CT consists of four main problem-solving components namely:
- Decomposition – Breaking down problems into easily-solvable parts
- Pattern Recognition – Identifying patterns or trends
- Abstraction – Removing unnecessary information
- Algorithmic Thinking – Developing a step-by-step solution
On the surface level, these four components provide a basic foundation to understanding computer programming, as well as a gateway to a problem-solving approach that will dominate virtually all industries in the future.
However, the benefits of CT extend far beyond just that. CT is also applicable in day-to-day life; having sharpened CT skills from early childhood is connected with smart decision-making, organisation, and learning new languages with ease.
Why Teach CT in Early Childhood?
Much like learning a new language, learning CT is best when taught at a young age. When the child grows up, they won’t remember learning it, but instead it naturally becomes a skill that is part of their everyday life!
Scientifically, a child’s brain has twice as many synapses as an adult’s brain.

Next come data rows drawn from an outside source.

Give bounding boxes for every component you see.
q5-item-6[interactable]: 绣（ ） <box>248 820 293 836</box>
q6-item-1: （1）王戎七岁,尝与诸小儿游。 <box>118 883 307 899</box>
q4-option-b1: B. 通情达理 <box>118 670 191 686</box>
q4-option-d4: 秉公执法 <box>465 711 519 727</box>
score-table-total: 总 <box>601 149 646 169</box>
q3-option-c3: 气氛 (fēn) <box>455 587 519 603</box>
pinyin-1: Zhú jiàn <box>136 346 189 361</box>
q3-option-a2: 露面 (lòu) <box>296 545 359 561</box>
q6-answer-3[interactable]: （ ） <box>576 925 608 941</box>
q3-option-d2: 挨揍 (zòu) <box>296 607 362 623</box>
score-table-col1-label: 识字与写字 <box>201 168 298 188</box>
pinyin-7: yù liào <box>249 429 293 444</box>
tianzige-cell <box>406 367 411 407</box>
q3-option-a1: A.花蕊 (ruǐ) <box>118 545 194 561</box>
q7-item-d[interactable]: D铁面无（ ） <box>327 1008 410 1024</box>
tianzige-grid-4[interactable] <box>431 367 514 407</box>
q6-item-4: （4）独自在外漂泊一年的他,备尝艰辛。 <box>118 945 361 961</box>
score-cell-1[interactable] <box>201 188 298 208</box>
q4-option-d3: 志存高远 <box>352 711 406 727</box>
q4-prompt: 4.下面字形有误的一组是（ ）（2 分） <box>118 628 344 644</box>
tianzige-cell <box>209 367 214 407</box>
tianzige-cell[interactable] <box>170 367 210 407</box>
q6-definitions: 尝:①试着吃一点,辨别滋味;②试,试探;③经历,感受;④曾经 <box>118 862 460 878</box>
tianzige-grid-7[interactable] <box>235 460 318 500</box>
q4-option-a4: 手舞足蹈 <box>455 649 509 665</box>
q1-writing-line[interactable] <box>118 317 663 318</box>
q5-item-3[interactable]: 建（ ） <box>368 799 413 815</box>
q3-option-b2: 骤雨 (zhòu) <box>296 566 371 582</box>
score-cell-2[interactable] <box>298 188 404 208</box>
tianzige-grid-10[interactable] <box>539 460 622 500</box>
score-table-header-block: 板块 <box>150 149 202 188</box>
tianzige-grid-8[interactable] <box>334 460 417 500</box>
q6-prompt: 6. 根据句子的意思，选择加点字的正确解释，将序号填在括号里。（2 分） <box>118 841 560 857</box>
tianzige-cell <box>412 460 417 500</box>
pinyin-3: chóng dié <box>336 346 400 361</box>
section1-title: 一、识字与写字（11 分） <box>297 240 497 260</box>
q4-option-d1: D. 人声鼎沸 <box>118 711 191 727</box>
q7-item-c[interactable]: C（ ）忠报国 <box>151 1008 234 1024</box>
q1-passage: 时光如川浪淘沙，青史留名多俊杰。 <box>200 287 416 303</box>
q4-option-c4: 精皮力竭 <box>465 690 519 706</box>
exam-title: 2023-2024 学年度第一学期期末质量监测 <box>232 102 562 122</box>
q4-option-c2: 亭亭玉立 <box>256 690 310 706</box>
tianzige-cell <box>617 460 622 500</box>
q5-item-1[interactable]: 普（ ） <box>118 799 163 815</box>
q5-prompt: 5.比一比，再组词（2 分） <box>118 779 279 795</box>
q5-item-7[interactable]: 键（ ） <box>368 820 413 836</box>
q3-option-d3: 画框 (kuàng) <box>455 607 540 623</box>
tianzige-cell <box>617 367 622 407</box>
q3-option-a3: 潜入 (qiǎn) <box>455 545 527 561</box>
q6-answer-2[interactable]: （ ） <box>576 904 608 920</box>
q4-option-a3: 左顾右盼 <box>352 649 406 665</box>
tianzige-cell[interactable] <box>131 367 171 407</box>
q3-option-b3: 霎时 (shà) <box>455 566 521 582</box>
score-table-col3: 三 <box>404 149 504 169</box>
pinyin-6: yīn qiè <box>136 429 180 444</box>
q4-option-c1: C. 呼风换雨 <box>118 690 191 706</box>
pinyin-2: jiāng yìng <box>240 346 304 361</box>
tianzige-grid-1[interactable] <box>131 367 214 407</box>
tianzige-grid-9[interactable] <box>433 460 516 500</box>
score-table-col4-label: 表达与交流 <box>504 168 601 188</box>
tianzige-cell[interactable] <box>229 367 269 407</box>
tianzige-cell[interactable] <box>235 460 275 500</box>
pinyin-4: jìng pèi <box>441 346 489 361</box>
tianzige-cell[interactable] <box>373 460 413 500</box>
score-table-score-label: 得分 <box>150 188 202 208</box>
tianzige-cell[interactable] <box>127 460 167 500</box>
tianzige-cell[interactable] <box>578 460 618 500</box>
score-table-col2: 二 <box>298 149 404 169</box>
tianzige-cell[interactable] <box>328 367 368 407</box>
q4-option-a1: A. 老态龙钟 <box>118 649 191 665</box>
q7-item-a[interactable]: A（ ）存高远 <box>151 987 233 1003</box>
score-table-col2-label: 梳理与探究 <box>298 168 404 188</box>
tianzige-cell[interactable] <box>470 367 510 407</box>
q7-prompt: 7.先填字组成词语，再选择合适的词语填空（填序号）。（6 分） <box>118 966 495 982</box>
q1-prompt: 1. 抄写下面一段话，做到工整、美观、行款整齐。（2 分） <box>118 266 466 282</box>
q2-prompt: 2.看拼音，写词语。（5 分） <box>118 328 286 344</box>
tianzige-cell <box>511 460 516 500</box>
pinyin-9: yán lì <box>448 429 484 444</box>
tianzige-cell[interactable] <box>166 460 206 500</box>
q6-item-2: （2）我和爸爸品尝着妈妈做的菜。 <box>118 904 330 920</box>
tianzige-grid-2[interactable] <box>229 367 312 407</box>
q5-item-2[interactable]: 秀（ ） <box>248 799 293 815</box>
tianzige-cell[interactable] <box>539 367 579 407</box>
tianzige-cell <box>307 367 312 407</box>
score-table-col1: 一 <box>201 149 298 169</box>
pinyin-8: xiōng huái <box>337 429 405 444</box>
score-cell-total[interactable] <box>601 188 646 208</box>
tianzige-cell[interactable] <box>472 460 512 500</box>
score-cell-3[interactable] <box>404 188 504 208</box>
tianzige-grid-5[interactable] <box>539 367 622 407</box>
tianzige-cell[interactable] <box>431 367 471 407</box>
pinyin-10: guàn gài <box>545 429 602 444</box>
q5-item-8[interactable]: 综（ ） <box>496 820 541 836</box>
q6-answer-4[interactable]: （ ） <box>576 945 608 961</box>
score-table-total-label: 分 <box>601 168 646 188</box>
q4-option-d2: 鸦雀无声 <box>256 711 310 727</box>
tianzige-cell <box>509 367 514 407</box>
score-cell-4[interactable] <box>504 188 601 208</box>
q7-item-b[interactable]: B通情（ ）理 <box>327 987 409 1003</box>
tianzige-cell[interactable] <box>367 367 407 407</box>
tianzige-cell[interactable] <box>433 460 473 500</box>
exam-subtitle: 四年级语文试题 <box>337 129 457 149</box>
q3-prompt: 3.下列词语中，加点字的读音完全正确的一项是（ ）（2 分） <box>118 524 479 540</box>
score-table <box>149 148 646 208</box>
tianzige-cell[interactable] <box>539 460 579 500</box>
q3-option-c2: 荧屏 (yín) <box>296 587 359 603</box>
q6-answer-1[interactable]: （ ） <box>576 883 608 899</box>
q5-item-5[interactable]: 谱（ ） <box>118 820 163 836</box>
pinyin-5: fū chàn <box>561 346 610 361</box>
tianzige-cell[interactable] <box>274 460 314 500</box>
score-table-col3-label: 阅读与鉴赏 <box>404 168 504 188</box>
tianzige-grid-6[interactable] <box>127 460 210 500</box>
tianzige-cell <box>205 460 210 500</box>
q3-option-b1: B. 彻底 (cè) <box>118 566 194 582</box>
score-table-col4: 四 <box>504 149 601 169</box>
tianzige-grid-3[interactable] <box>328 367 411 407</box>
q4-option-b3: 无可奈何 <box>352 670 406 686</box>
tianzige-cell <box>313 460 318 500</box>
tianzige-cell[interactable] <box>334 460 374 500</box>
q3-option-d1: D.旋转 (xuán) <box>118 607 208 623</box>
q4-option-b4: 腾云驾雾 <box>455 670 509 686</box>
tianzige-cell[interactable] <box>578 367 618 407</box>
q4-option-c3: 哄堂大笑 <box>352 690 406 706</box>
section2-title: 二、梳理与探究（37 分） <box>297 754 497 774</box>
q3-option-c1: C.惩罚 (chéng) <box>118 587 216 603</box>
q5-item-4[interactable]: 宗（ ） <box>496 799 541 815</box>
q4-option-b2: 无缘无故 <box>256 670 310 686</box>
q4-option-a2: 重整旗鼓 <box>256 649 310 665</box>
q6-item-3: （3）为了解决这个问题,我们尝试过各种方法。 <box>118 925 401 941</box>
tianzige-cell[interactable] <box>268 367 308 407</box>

This means children are born with a virtually unlimited ability to learn new information, but lose this ability as they age and their unused neurons die off.
By the age of five, 85% of the human brain is developed, and by the age of seven, brain development slows significantly compared to its previous years. They will be more readily prepared for their future, and can instead focus their energy on learning other skills and information. Predisposing children to CT is the best way to ensure that they are prepared to jump through hurdles they’ll face next.
By embracing the growing high-tech world, we can prepare children for the future by equipping them with the skills they need to thrive and prosper. Teaching Computational Thinking at a young age to the children of today will give them the head start they need to succeed as the children of tomorrow.